What Intelligent Machines Can Do, And What They Can't
From Alpha Go to cancer detection to data center efficiency, we talk to analytics practitioner and SAS CTO Oliver Schabenberger about what AI can do and what it can't do. Here's what he said.
Are killer machines coming to annihilate mankind? Are we headed for a dystopian future where robots are our overlords? Are the Cylons already among us? Are concerns voiced by industry icons such as Elon Musk, who has donated millions to The Future of Life Institute, warranted?
Oliver Schabenberger recently added a more measured voice to this debate in this commentary piece that he wrote for InformationWeek, pointing out that machines "are not surpassing us in thinking or learning." Schabenberger is the CTO of analytics software company SAS, and InformationWeek recently sat down with him to find out more about his thoughts on the opportunities presented by AI and more. Here's what he said.
Oliver Schabenberger is Executive Vice President and Chief Technology Officer, SAS.
First, in terms of definitions, Schabenberger notes that AI is really about using a computerized system to perform a human task. It's something that we could do ourselves but we decide to implement it through a computerized system. That definition is really different from creating a "thinking machine."
Rather, "the revolution is that we are now able to do those tasks with an accuracy that was previously not possible," Schabenberger told me in an interview. "We are interacting with our devices now with voice. Some years ago the accuracy was just not there for that to be a satisfying interaction, and now it is. And that changes our perception."
But these new functionalities are still very limited, according to Schabenberger. For instance, when it comes to understanding language, machines don't have context to understand conversation.
"The systems we are building with deep learning right now don't understand context," he said. "If you interact with a chat bot, you will learn very quickly that they don't understand the humanness of conversations.
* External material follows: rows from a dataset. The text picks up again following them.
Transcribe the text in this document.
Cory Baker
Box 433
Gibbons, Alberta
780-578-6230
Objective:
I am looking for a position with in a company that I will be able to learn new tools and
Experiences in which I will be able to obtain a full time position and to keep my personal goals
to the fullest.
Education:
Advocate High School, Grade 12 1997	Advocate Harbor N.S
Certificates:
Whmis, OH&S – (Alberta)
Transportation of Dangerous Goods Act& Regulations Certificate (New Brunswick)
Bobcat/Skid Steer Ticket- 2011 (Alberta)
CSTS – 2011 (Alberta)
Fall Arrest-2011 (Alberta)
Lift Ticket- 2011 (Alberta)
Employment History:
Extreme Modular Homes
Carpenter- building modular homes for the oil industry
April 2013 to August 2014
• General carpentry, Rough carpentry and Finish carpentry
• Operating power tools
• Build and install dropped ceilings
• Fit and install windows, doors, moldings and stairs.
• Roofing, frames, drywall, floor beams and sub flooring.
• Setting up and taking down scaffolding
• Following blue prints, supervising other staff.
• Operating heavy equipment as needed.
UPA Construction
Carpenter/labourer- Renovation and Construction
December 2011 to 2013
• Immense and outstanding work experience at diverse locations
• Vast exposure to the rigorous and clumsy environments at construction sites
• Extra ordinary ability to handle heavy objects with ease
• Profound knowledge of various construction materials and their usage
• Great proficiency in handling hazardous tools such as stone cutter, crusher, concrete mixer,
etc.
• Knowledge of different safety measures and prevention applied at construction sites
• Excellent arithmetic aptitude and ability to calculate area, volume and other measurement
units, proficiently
They can't understand sarcasm."
(At least one project is underway to help bots learn the art of sarcasm.)
But while machines may be limited in the art of conversation, satire, and wit, they excel at pattern recognition and processing huge volumes of data. Right now, that's where organizations are finding great opportunity to deploy AI. One application, for instance, is in looking at human moles to help detect those that exhibit the telltale signs of being melanomas.
"When a machine looks at a melanoma it doesn't see 'area, border, and color,'" Schabenberger said, referring to what doctors look for when examining human moles for signs of cancer. "It just sees patterns and pixels. When we fed it images over and over again, it recognized the difference between a mole and a melanoma because we call it that. That is top-down, supervised training." We define melanoma for the machine and show it images that fit that description.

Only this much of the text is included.